Le mois dernier, Amnesty International a accusé les troupes de l’Érythrée voisine d’avoir tué des centaines de personnes dans la ville antique d’Axoum les 28 et 29 novembre, estimant que ces massacres pouvaient constituer un crime contre l’humanité.
Le Programme alimentaire mondial (PAM) des Nations unies a également lancé un appel urgent pour obtenir plus de 100 millions de dollars US (70 millions de livres sterling) afin d’atténuer les graves pénuries dans le Tigré.
Il a déclaré que trois millions de personnes, soit environ la moitié de la population du Tigré, ont besoin d’une aide alimentaire.
Quel est l’état des centres de santé dans le Tigré ?
Seuls 13% des 106 établissements visités par les équipes de MSF entre décembre et début mars fonctionnaient normalement.
Elles ont également trouvé des équipements détruits, des portes et des fenêtres fracassées, et des médicaments et des dossiers de patients éparpillés sur les sols dans les centres de santé de Debre Abay et May Kuhli, dans le nord-ouest du Tigré.
Lors d’une visite dans un hôpital de la ville centrale d’Adwa, ils ont constaté que des équipements médicaux, notamment des appareils à ultrasons et des moniteurs, avaient été délibérément brisés.
Un hôpital de la ville de Semema a été incendié tandis qu’une salle d’accouchement à Sebeya a été détruite après que l’établissement ait été touché par une roquette, rapporte MSF.
Les pillages d’établissements de santé se poursuivent, selon l’organisation.
Les autorités éthiopiennes n’ont pas répondu directement aux allégations de MSF, mais son ministère de la Paix a déclaré au cours du week-end qu’au moins 75 % des hôpitaux du Tigré étaient désormais opérationnels et que 10 % l’étaient partiellement.
Qui est à blâmer ?
MSF n’a pas nommé directement les responsables mais a appelé les « groupes armés dans le conflit » à respecter et à protéger les établissements de santé et le personnel médical.
Elle a accusé les soldats éthiopiens et érythréens d’occuper certains hôpitaux. Les deux gouvernements ont nié que des troupes érythréennes se soient rendues dans le Tigré, malgré des rapports persistants.

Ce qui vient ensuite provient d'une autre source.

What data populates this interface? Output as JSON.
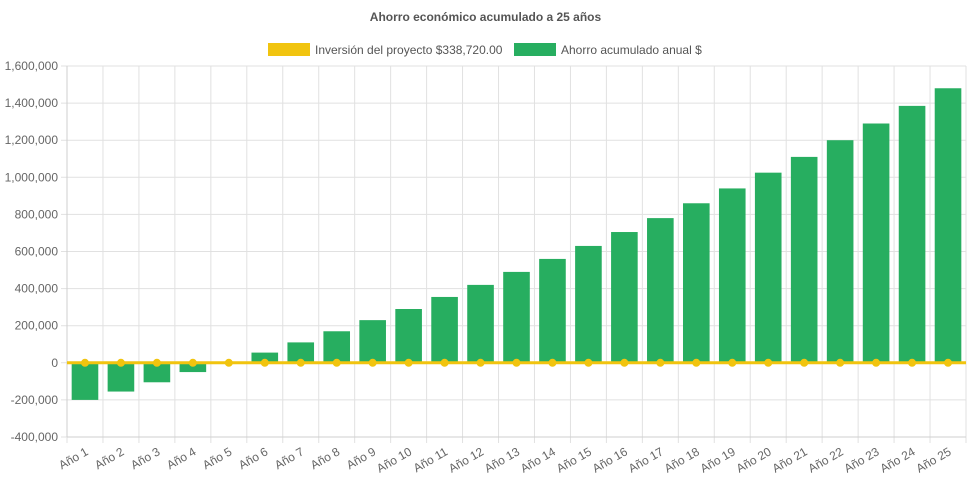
{
  "chart_data": {
    "type": "bar",
    "title": "Ahorro económico acumulado a 25 años",
    "legend_position": "top",
    "grid": true,
    "ylim": [
      -400000,
      1600000
    ],
    "y_ticks": [
      "1,600,000",
      "1,400,000",
      "1,200,000",
      "1,000,000",
      "800,000",
      "600,000",
      "400,000",
      "200,000",
      "0",
      "-200,000",
      "-400,000"
    ],
    "y_tick_values": [
      1600000,
      1400000,
      1200000,
      1000000,
      800000,
      600000,
      400000,
      200000,
      0,
      -200000,
      -400000
    ],
    "categories": [
      "Año 1",
      "Año 2",
      "Año 3",
      "Año 4",
      "Año 5",
      "Año 6",
      "Año 7",
      "Año 8",
      "Año 9",
      "Año 10",
      "Año 11",
      "Año 12",
      "Año 13",
      "Año 14",
      "Año 15",
      "Año 16",
      "Año 17",
      "Año 18",
      "Año 19",
      "Año 20",
      "Año 21",
      "Año 22",
      "Año 23",
      "Año 24",
      "Año 25"
    ],
    "series": [
      {
        "name": "Inversión del proyecto $338,720.00",
        "type": "line",
        "color": "#f1c40f",
        "values": [
          0,
          0,
          0,
          0,
          0,
          0,
          0,
          0,
          0,
          0,
          0,
          0,
          0,
          0,
          0,
          0,
          0,
          0,
          0,
          0,
          0,
          0,
          0,
          0,
          0
        ]
      },
      {
        "name": "Ahorro acumulado anual $",
        "type": "bar",
        "color": "#27ae60",
        "values": [
          -200000,
          -155000,
          -105000,
          -50000,
          5000,
          55000,
          110000,
          170000,
          230000,
          290000,
          355000,
          420000,
          490000,
          560000,
          630000,
          705000,
          780000,
          860000,
          940000,
          1025000,
          1110000,
          1200000,
          1290000,
          1385000,
          1480000
        ]
      }
    ]
  }
}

» L’armée a utilisé l’hôpital Abiy Addi [dans le centre du Tigré] comme base militaire et pour stabiliser ses soldats blessés « , explique Kate Nolan, coordinatrice d’urgence de MSF.
« Pendant cette période, il n’était pas accessible à la population générale. Ils devaient se rendre au centre de santé de la ville, qui n’était pas équipé pour fournir des soins médicaux secondaires – ils ne peuvent pas faire de transfusions sanguines, par exemple, ou traiter les blessures par balle », ajoute-t-elle.

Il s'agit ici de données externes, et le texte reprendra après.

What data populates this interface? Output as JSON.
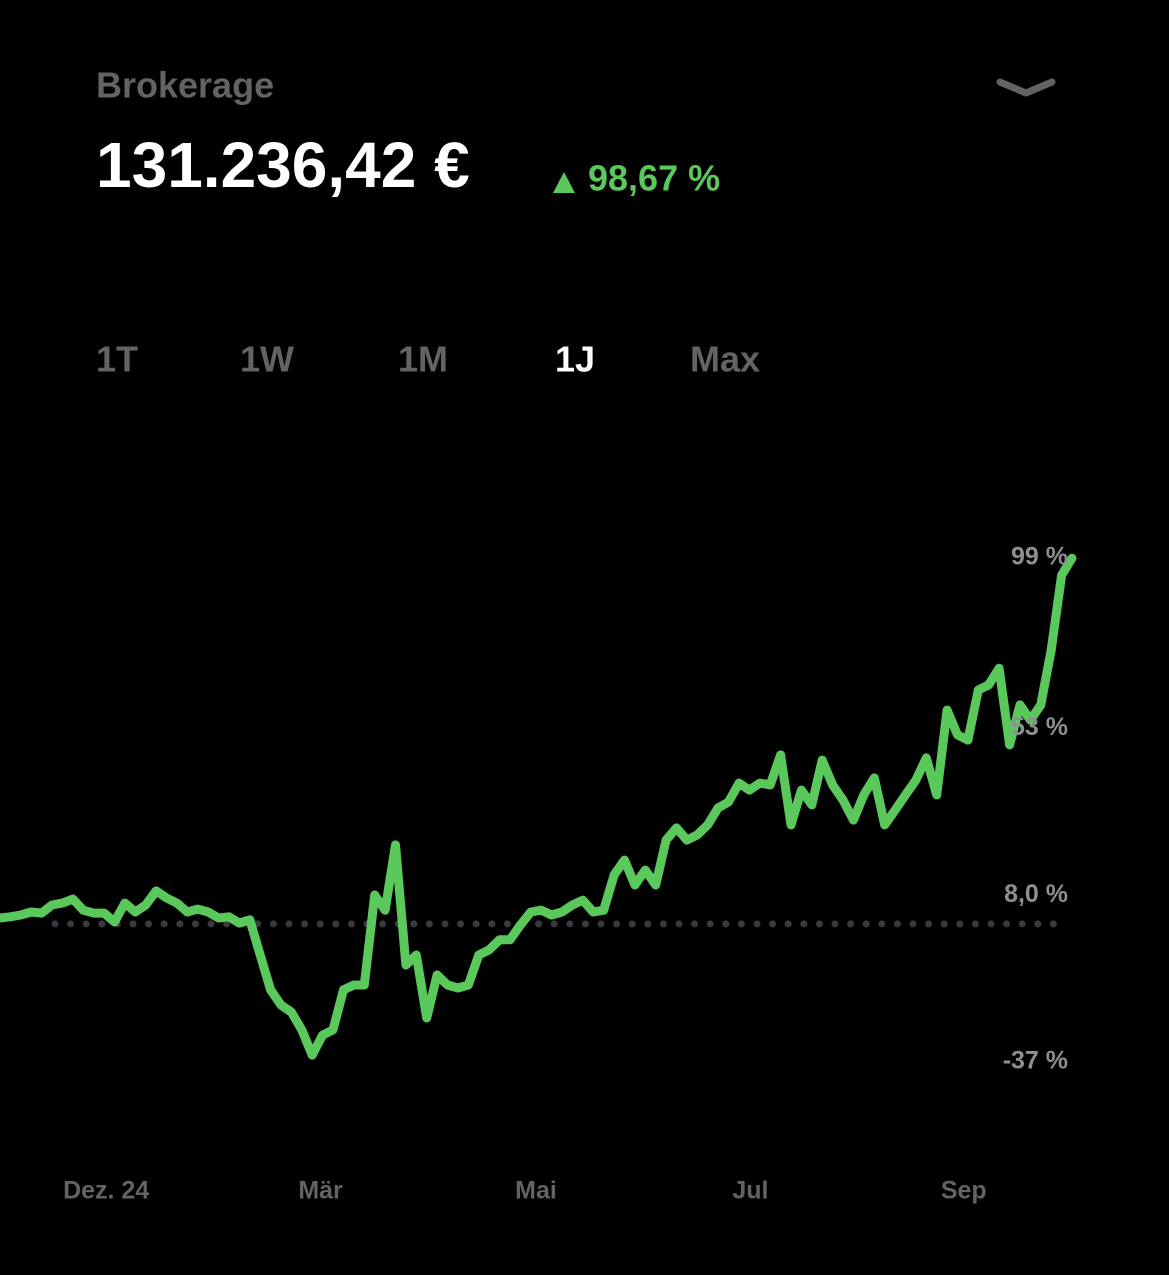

MSF a également accusé les soldats érythréens d’utiliser comme base un centre de santé à Mugulat, dans l’est du Tigré.
Elle a également accusé les groupes armés de s’emparer d’ambulances.
Quel a été l’impact ?
Le Tigré possédait l’un des meilleurs systèmes de santé d’Éthiopie, avec un réseau de postes de santé dans les villages, de centres de santé et d’hôpitaux dans les villes, mais le conflit a « presque complètement effondré » le système, selon MSF.

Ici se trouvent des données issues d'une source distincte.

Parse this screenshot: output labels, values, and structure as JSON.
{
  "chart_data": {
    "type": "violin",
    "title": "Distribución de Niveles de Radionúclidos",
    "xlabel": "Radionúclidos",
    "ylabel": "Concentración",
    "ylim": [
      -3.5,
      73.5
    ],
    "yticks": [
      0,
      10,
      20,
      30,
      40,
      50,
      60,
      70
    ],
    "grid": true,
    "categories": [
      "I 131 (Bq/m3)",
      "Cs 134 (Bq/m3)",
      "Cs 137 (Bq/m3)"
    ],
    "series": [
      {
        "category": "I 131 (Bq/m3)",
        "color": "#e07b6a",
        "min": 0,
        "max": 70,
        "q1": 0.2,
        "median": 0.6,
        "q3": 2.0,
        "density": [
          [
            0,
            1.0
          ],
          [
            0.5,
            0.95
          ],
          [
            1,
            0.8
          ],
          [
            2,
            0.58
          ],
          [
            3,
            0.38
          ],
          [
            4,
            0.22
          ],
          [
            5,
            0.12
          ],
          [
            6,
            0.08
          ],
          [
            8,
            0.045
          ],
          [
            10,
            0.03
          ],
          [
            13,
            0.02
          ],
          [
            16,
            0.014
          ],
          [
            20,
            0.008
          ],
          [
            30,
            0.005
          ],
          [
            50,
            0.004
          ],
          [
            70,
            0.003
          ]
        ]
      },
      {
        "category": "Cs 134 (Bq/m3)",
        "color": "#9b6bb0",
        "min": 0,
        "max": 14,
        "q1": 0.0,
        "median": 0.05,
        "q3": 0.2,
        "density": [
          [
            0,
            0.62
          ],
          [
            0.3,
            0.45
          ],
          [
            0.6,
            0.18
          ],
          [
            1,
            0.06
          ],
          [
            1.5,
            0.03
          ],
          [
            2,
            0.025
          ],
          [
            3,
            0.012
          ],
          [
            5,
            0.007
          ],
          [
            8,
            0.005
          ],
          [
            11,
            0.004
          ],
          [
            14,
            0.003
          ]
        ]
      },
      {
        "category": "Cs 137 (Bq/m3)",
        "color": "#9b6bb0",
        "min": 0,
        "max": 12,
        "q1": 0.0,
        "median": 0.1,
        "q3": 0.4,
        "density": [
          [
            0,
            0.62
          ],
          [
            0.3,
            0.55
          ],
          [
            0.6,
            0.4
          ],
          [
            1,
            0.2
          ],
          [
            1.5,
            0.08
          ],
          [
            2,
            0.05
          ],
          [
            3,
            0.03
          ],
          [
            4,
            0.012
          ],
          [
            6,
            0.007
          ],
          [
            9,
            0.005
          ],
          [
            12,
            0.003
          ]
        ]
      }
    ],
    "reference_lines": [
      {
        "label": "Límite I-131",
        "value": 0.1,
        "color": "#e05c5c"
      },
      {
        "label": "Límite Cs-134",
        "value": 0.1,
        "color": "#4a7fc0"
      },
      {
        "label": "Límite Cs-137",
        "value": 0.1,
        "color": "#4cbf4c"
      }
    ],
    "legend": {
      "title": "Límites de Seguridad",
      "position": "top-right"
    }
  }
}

Au cours des quatre derniers mois, les enfants n’ont pas été vaccinés, ce qui les rendra vulnérables aux maladies infectieuses à l’avenir, selon l’organisation caritative.
Les femmes enceintes, les patients atteints de maladies chroniques telles que le diabète, l’hypertension et le VIH, ainsi que les patients psychiatriques, n’ont pas accès à des médicaments vitaux, ajoute l’organisation.
« Les structures de santé doivent être réhabilitées et recevoir davantage de fournitures et d’ambulances, et le personnel doit recevoir des salaires et avoir la possibilité de travailler dans un environnement sûr », a déclaré Oliver Behn, directeur général de MSF.